Kita menemukan muqabalah
(pembanding) karakteristik ini dalam beberapa ormas lain. Walaupun ada beberapa
ormas yang hanya menonjol dalam urusan harakah, atau gerakan. Di NU, kita menemukan kesemua
unsur itu. Kita pilih Ber-NU, sebagai jama’ah sekaligus jam’iyyah untuk diri
dan keluarga. Kita berjamaah, karena Nabi Muhammad Shallallahu ‘alaih wasallam
mewajibkan untuk bersama jamaah :
عليكم بجماعة المسلمين وامامهم
Kenapa berjama’ahnya di NU? Karena
nilai-nilai NU, sejalan dengan prinsip Islam rahmatan lil alamin. NU yang
berpegang teguh pada Al-Qur’an, Hadits, Ijma, dan Qiyas. Tidak ghuluw
(berlebihan/ekstrim), tetapi memiliki karakter atau khashaish sebagaimana
ditetapkan dalam Munas NU di Surabaya pada 2006:
1. Tawassuthiyyah (pola pikir
moderat dengan senantiasa bersikap tawazun dan i’tidal; tidak tafrith (gegabah)

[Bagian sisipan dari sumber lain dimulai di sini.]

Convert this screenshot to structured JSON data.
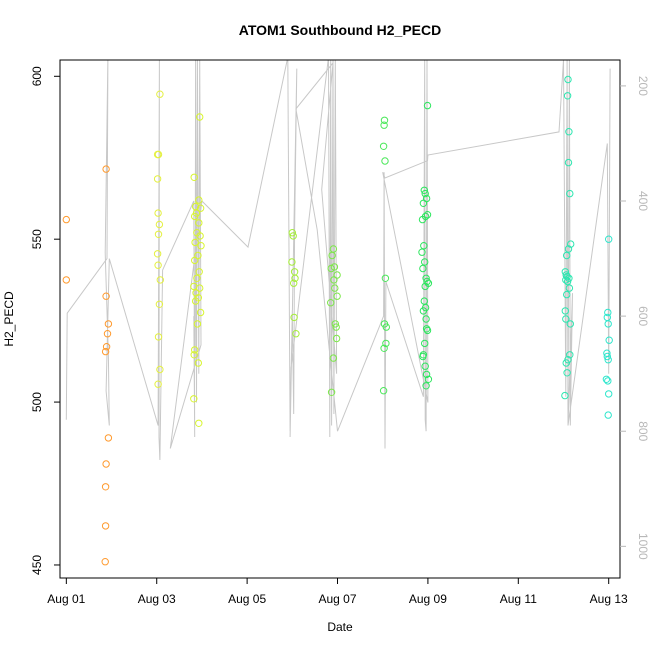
{
  "chart_data": {
    "type": "scatter",
    "title": "ATOM1 Southbound H2_PECD",
    "xlabel": "Date",
    "ylabel": "H2_PECD",
    "x_tick_labels": [
      "Aug 01",
      "Aug 03",
      "Aug 05",
      "Aug 07",
      "Aug 09",
      "Aug 11",
      "Aug 13"
    ],
    "y_ticks": [
      450,
      500,
      550,
      600
    ],
    "ylim": [
      446,
      605
    ],
    "xlim_days": [
      0.86,
      13.25
    ],
    "secondary_axis": {
      "side": "right",
      "ticks": [
        200,
        400,
        600,
        800,
        1000
      ],
      "range": [
        155,
        1055
      ],
      "inverted": true,
      "color": "#b8b8b8"
    },
    "point_style": "open-circle",
    "grid": false,
    "points": [
      {
        "day": 1.0,
        "value": 556,
        "color": "#ff9a2e"
      },
      {
        "day": 1.0,
        "value": 537.5,
        "color": "#ff9a2e"
      },
      {
        "day": 1.88,
        "value": 571.5,
        "color": "#ff9a2e"
      },
      {
        "day": 1.88,
        "value": 532.5,
        "color": "#ff9a2e"
      },
      {
        "day": 1.93,
        "value": 524,
        "color": "#ff9a2e"
      },
      {
        "day": 1.91,
        "value": 521,
        "color": "#ff9a2e"
      },
      {
        "day": 1.89,
        "value": 517,
        "color": "#ff9a2e"
      },
      {
        "day": 1.87,
        "value": 515.5,
        "color": "#ff9a2e"
      },
      {
        "day": 1.93,
        "value": 489,
        "color": "#ff9a2e"
      },
      {
        "day": 1.88,
        "value": 481,
        "color": "#ff9a2e"
      },
      {
        "day": 1.87,
        "value": 474,
        "color": "#ff9a2e"
      },
      {
        "day": 1.87,
        "value": 462,
        "color": "#ff9a2e"
      },
      {
        "day": 1.86,
        "value": 451,
        "color": "#ff9a2e"
      },
      {
        "day": 3.07,
        "value": 594.5,
        "color": "#e4f042"
      },
      {
        "day": 3.04,
        "value": 576,
        "color": "#e4f042"
      },
      {
        "day": 3.02,
        "value": 576,
        "color": "#e4f042"
      },
      {
        "day": 3.02,
        "value": 568.5,
        "color": "#e4f042"
      },
      {
        "day": 3.03,
        "value": 558,
        "color": "#e4f042"
      },
      {
        "day": 3.06,
        "value": 554.5,
        "color": "#e4f042"
      },
      {
        "day": 3.04,
        "value": 551.5,
        "color": "#e4f042"
      },
      {
        "day": 3.02,
        "value": 545.5,
        "color": "#e4f042"
      },
      {
        "day": 3.03,
        "value": 542,
        "color": "#e4f042"
      },
      {
        "day": 3.08,
        "value": 537.5,
        "color": "#e4f042"
      },
      {
        "day": 3.06,
        "value": 530,
        "color": "#e4f042"
      },
      {
        "day": 3.04,
        "value": 520,
        "color": "#e4f042"
      },
      {
        "day": 3.07,
        "value": 510,
        "color": "#e4f042"
      },
      {
        "day": 3.03,
        "value": 505.5,
        "color": "#e4f042"
      },
      {
        "day": 3.95,
        "value": 587.5,
        "color": "#d8f52e"
      },
      {
        "day": 3.83,
        "value": 569,
        "color": "#d8f52e"
      },
      {
        "day": 3.93,
        "value": 562,
        "color": "#d8f52e"
      },
      {
        "day": 3.86,
        "value": 560,
        "color": "#d8f52e"
      },
      {
        "day": 3.97,
        "value": 559.5,
        "color": "#d8f52e"
      },
      {
        "day": 3.88,
        "value": 558,
        "color": "#d8f52e"
      },
      {
        "day": 3.84,
        "value": 557,
        "color": "#d8f52e"
      },
      {
        "day": 3.93,
        "value": 555,
        "color": "#d8f52e"
      },
      {
        "day": 3.89,
        "value": 552,
        "color": "#d8f52e"
      },
      {
        "day": 3.96,
        "value": 551,
        "color": "#d8f52e"
      },
      {
        "day": 3.85,
        "value": 549,
        "color": "#d8f52e"
      },
      {
        "day": 3.98,
        "value": 548,
        "color": "#d8f52e"
      },
      {
        "day": 3.91,
        "value": 545,
        "color": "#d8f52e"
      },
      {
        "day": 3.84,
        "value": 543.5,
        "color": "#d8f52e"
      },
      {
        "day": 3.94,
        "value": 540,
        "color": "#d8f52e"
      },
      {
        "day": 3.89,
        "value": 538,
        "color": "#d8f52e"
      },
      {
        "day": 3.82,
        "value": 535.5,
        "color": "#d8f52e"
      },
      {
        "day": 3.95,
        "value": 535,
        "color": "#d8f52e"
      },
      {
        "day": 3.87,
        "value": 533.5,
        "color": "#d8f52e"
      },
      {
        "day": 3.92,
        "value": 532,
        "color": "#d8f52e"
      },
      {
        "day": 3.86,
        "value": 531,
        "color": "#d8f52e"
      },
      {
        "day": 3.97,
        "value": 527.5,
        "color": "#d8f52e"
      },
      {
        "day": 3.9,
        "value": 524,
        "color": "#d8f52e"
      },
      {
        "day": 3.84,
        "value": 516,
        "color": "#d8f52e"
      },
      {
        "day": 3.83,
        "value": 514.5,
        "color": "#d8f52e"
      },
      {
        "day": 3.92,
        "value": 512,
        "color": "#d8f52e"
      },
      {
        "day": 3.82,
        "value": 501,
        "color": "#d8f52e"
      },
      {
        "day": 3.93,
        "value": 493.5,
        "color": "#d8f52e"
      },
      {
        "day": 6.0,
        "value": 552,
        "color": "#a6ee3a"
      },
      {
        "day": 6.02,
        "value": 551,
        "color": "#a6ee3a"
      },
      {
        "day": 5.99,
        "value": 543,
        "color": "#a6ee3a"
      },
      {
        "day": 6.05,
        "value": 540,
        "color": "#a6ee3a"
      },
      {
        "day": 6.06,
        "value": 538,
        "color": "#a6ee3a"
      },
      {
        "day": 6.03,
        "value": 536.5,
        "color": "#a6ee3a"
      },
      {
        "day": 6.04,
        "value": 526,
        "color": "#a6ee3a"
      },
      {
        "day": 6.08,
        "value": 521,
        "color": "#a6ee3a"
      },
      {
        "day": 6.91,
        "value": 547,
        "color": "#7de84a"
      },
      {
        "day": 6.88,
        "value": 545,
        "color": "#7de84a"
      },
      {
        "day": 6.93,
        "value": 541.5,
        "color": "#7de84a"
      },
      {
        "day": 6.86,
        "value": 541,
        "color": "#7de84a"
      },
      {
        "day": 6.99,
        "value": 539,
        "color": "#7de84a"
      },
      {
        "day": 6.92,
        "value": 537.5,
        "color": "#7de84a"
      },
      {
        "day": 6.94,
        "value": 535,
        "color": "#7de84a"
      },
      {
        "day": 6.99,
        "value": 532.5,
        "color": "#7de84a"
      },
      {
        "day": 6.85,
        "value": 530.5,
        "color": "#7de84a"
      },
      {
        "day": 6.95,
        "value": 524,
        "color": "#7de84a"
      },
      {
        "day": 6.97,
        "value": 523,
        "color": "#7de84a"
      },
      {
        "day": 6.98,
        "value": 519.5,
        "color": "#7de84a"
      },
      {
        "day": 6.91,
        "value": 513.5,
        "color": "#7de84a"
      },
      {
        "day": 6.87,
        "value": 503,
        "color": "#7de84a"
      },
      {
        "day": 8.04,
        "value": 586.5,
        "color": "#4be85a"
      },
      {
        "day": 8.03,
        "value": 585,
        "color": "#4be85a"
      },
      {
        "day": 8.02,
        "value": 578.5,
        "color": "#4be85a"
      },
      {
        "day": 8.05,
        "value": 574,
        "color": "#4be85a"
      },
      {
        "day": 8.06,
        "value": 538,
        "color": "#4be85a"
      },
      {
        "day": 8.04,
        "value": 524,
        "color": "#4be85a"
      },
      {
        "day": 8.08,
        "value": 523,
        "color": "#4be85a"
      },
      {
        "day": 8.07,
        "value": 518,
        "color": "#4be85a"
      },
      {
        "day": 8.03,
        "value": 516.5,
        "color": "#4be85a"
      },
      {
        "day": 8.02,
        "value": 503.5,
        "color": "#4be85a"
      },
      {
        "day": 8.99,
        "value": 591,
        "color": "#2de65e"
      },
      {
        "day": 8.92,
        "value": 565,
        "color": "#2de65e"
      },
      {
        "day": 8.94,
        "value": 564,
        "color": "#2de65e"
      },
      {
        "day": 8.97,
        "value": 562.5,
        "color": "#2de65e"
      },
      {
        "day": 8.9,
        "value": 561,
        "color": "#2de65e"
      },
      {
        "day": 8.99,
        "value": 557.5,
        "color": "#2de65e"
      },
      {
        "day": 8.95,
        "value": 557,
        "color": "#2de65e"
      },
      {
        "day": 8.88,
        "value": 556,
        "color": "#2de65e"
      },
      {
        "day": 8.91,
        "value": 548,
        "color": "#2de65e"
      },
      {
        "day": 8.87,
        "value": 546,
        "color": "#2de65e"
      },
      {
        "day": 8.93,
        "value": 543,
        "color": "#2de65e"
      },
      {
        "day": 8.89,
        "value": 541,
        "color": "#2de65e"
      },
      {
        "day": 8.96,
        "value": 538,
        "color": "#2de65e"
      },
      {
        "day": 8.98,
        "value": 537,
        "color": "#2de65e"
      },
      {
        "day": 9.01,
        "value": 536.5,
        "color": "#2de65e"
      },
      {
        "day": 8.94,
        "value": 535.5,
        "color": "#2de65e"
      },
      {
        "day": 8.92,
        "value": 531,
        "color": "#2de65e"
      },
      {
        "day": 8.95,
        "value": 529,
        "color": "#2de65e"
      },
      {
        "day": 8.9,
        "value": 528,
        "color": "#2de65e"
      },
      {
        "day": 8.96,
        "value": 525.5,
        "color": "#2de65e"
      },
      {
        "day": 8.97,
        "value": 522.5,
        "color": "#2de65e"
      },
      {
        "day": 8.99,
        "value": 522,
        "color": "#2de65e"
      },
      {
        "day": 8.93,
        "value": 518,
        "color": "#2de65e"
      },
      {
        "day": 8.9,
        "value": 514.5,
        "color": "#2de65e"
      },
      {
        "day": 8.89,
        "value": 514,
        "color": "#2de65e"
      },
      {
        "day": 8.94,
        "value": 511,
        "color": "#2de65e"
      },
      {
        "day": 8.97,
        "value": 508.5,
        "color": "#2de65e"
      },
      {
        "day": 9.01,
        "value": 507,
        "color": "#2de65e"
      },
      {
        "day": 8.96,
        "value": 505,
        "color": "#2de65e"
      },
      {
        "day": 12.1,
        "value": 599,
        "color": "#2de6b0"
      },
      {
        "day": 12.09,
        "value": 594,
        "color": "#2de6b0"
      },
      {
        "day": 12.12,
        "value": 583,
        "color": "#2de6b0"
      },
      {
        "day": 12.11,
        "value": 573.5,
        "color": "#2de6b0"
      },
      {
        "day": 12.14,
        "value": 564,
        "color": "#2de6b0"
      },
      {
        "day": 12.16,
        "value": 548.5,
        "color": "#2de6b0"
      },
      {
        "day": 12.11,
        "value": 547,
        "color": "#2de6b0"
      },
      {
        "day": 12.07,
        "value": 545,
        "color": "#2de6b0"
      },
      {
        "day": 12.04,
        "value": 540,
        "color": "#2de6b0"
      },
      {
        "day": 12.06,
        "value": 539,
        "color": "#2de6b0"
      },
      {
        "day": 12.08,
        "value": 538.5,
        "color": "#2de6b0"
      },
      {
        "day": 12.12,
        "value": 538,
        "color": "#2de6b0"
      },
      {
        "day": 12.05,
        "value": 537.5,
        "color": "#2de6b0"
      },
      {
        "day": 12.09,
        "value": 537,
        "color": "#2de6b0"
      },
      {
        "day": 12.13,
        "value": 535,
        "color": "#2de6b0"
      },
      {
        "day": 12.07,
        "value": 533,
        "color": "#2de6b0"
      },
      {
        "day": 12.04,
        "value": 528,
        "color": "#2de6b0"
      },
      {
        "day": 12.05,
        "value": 525.5,
        "color": "#2de6b0"
      },
      {
        "day": 12.15,
        "value": 524,
        "color": "#2de6b0"
      },
      {
        "day": 12.14,
        "value": 514.5,
        "color": "#2de6b0"
      },
      {
        "day": 12.1,
        "value": 513,
        "color": "#2de6b0"
      },
      {
        "day": 12.06,
        "value": 512,
        "color": "#2de6b0"
      },
      {
        "day": 12.08,
        "value": 509,
        "color": "#2de6b0"
      },
      {
        "day": 12.03,
        "value": 502,
        "color": "#2de6b0"
      },
      {
        "day": 13.0,
        "value": 550,
        "color": "#2ee6cc"
      },
      {
        "day": 12.98,
        "value": 527.5,
        "color": "#2ee6cc"
      },
      {
        "day": 12.97,
        "value": 526,
        "color": "#2ee6cc"
      },
      {
        "day": 12.99,
        "value": 524,
        "color": "#2ee6cc"
      },
      {
        "day": 13.01,
        "value": 519,
        "color": "#2ee6cc"
      },
      {
        "day": 12.96,
        "value": 515,
        "color": "#2ee6cc"
      },
      {
        "day": 12.97,
        "value": 514,
        "color": "#2ee6cc"
      },
      {
        "day": 12.99,
        "value": 513,
        "color": "#2ee6cc"
      },
      {
        "day": 12.95,
        "value": 507,
        "color": "#2ee6cc"
      },
      {
        "day": 12.98,
        "value": 506.5,
        "color": "#2ee6cc"
      },
      {
        "day": 13.0,
        "value": 502.5,
        "color": "#2ee6cc"
      },
      {
        "day": 12.99,
        "value": 496,
        "color": "#2ee6cc"
      }
    ],
    "line_series": {
      "color": "#c8c8c8",
      "secondary_axis_values": [
        [
          1.0,
          780
        ],
        [
          1.02,
          595
        ],
        [
          1.9,
          500
        ],
        [
          1.92,
          150
        ],
        [
          1.86,
          490
        ],
        [
          1.93,
          670
        ],
        [
          1.95,
          790
        ],
        [
          1.88,
          730
        ],
        [
          1.95,
          500
        ],
        [
          3.03,
          790
        ],
        [
          3.06,
          155
        ],
        [
          3.05,
          810
        ],
        [
          3.07,
          850
        ],
        [
          3.13,
          520
        ],
        [
          3.82,
          400
        ],
        [
          3.84,
          810
        ],
        [
          3.82,
          600
        ],
        [
          3.85,
          680
        ],
        [
          3.86,
          150
        ],
        [
          3.88,
          750
        ],
        [
          3.9,
          150
        ],
        [
          3.93,
          700
        ],
        [
          3.95,
          150
        ],
        [
          3.98,
          650
        ],
        [
          3.3,
          830
        ],
        [
          4.0,
          400
        ],
        [
          5.02,
          480
        ],
        [
          5.9,
          150
        ],
        [
          5.95,
          800
        ],
        [
          6.0,
          590
        ],
        [
          6.03,
          770
        ],
        [
          6.05,
          450
        ],
        [
          6.1,
          170
        ],
        [
          5.95,
          810
        ],
        [
          5.97,
          690
        ],
        [
          6.8,
          150
        ],
        [
          6.83,
          810
        ],
        [
          6.85,
          155
        ],
        [
          6.87,
          790
        ],
        [
          6.9,
          150
        ],
        [
          6.92,
          770
        ],
        [
          6.95,
          150
        ],
        [
          6.98,
          700
        ],
        [
          6.65,
          380
        ],
        [
          6.9,
          160
        ],
        [
          6.08,
          240
        ],
        [
          6.55,
          450
        ],
        [
          7.0,
          800
        ],
        [
          8.02,
          600
        ],
        [
          8.03,
          350
        ],
        [
          8.05,
          830
        ],
        [
          8.07,
          540
        ],
        [
          8.9,
          740
        ],
        [
          8.93,
          150
        ],
        [
          8.94,
          780
        ],
        [
          8.96,
          800
        ],
        [
          8.98,
          150
        ],
        [
          9.0,
          750
        ],
        [
          8.0,
          350
        ],
        [
          8.05,
          360
        ],
        [
          8.99,
          330
        ],
        [
          9.0,
          320
        ],
        [
          11.9,
          280
        ],
        [
          12.0,
          155
        ],
        [
          12.05,
          740
        ],
        [
          12.08,
          155
        ],
        [
          12.1,
          790
        ],
        [
          12.13,
          155
        ],
        [
          12.15,
          790
        ],
        [
          12.2,
          560
        ],
        [
          12.1,
          790
        ],
        [
          12.97,
          300
        ],
        [
          13.0,
          700
        ],
        [
          13.03,
          170
        ]
      ]
    }
  }
}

dan tidak ifrath (ekstrem),
2. Tasamuhiyah (toleran),
3. Ishlahiyyah (reformatif),
4. Tathowwuriyah (dinamis),
5. Manhajiyah (pola pikir
metodologis),
Tanpa jama’ah, kita ibarat debu
di semesta yang luas. Tanpa jam’iyyah (organisasi), kita ibarat sepotong rumput
liar yang tidak terurus. Kita Ber-NU, memilih jalur NU, bersanad melalui
guru-guru Aswaja. Ada sandaran, ada rujukan, dan ada pertanggung jawabannya. NU yang lahir pada 31 Januari
1926, memiliki tanggung jawab besar untuk mengawal kehidupan beragama dan
bernegara dalam bingkai NKRI.
Dalam Bahtsul Matsail Muktamar
NU tahun 1936 di Banjarmasin, jauh sebelum Indonesia merdeka disebutkan bahwa
Indonesia adalah “Negara Islam” (baca: wilayah Islam). Ini bisa dimaknakan sebagai mengambil petunjuk negara yang dibangun oleh Rasulullah di Madinah, yang
berdasar kesepakatan kaum muslimin dan penduduk non-muslim. Dengan Piagam Madinah, tidak
mengedepankan Islam semata tetapi persatuan dan kesatuan, sebagaimana Firman
Allah:
وَمَا أَرْسَلْنَاكَ إِلَّا رَحْمَةً لِلْعَالَمِينَ
Tidaklah Kami
mengutusmu, melainkan untuk menjadi rahmat bagi sekalian alam
[Al-Anbiyâ’/21:107].
Semoga kita diakui murid KH
Hasyim Asy’ari, bersambung sanad juga kepada KH Kholil Bangkalan, Syekh Nawawi
Al-Bantani, para Imam Ahlussunnah wal Jama’ah, dan dikumpulkan bersama para
ulama salafusshalih yang mumpuni dalam duniawi dan ukhrawi.
الحق بلا نظام يغلبه الباطل بالنظام
Kebenaran tanpa
struktur, akan dikalahkan oleh kebathilan yang terstruktur.
Oleh Ust. Yusuf Suharto – Tim
Peneliti Aswaja NU Center Jatim di bidang Aliran dalam Islam.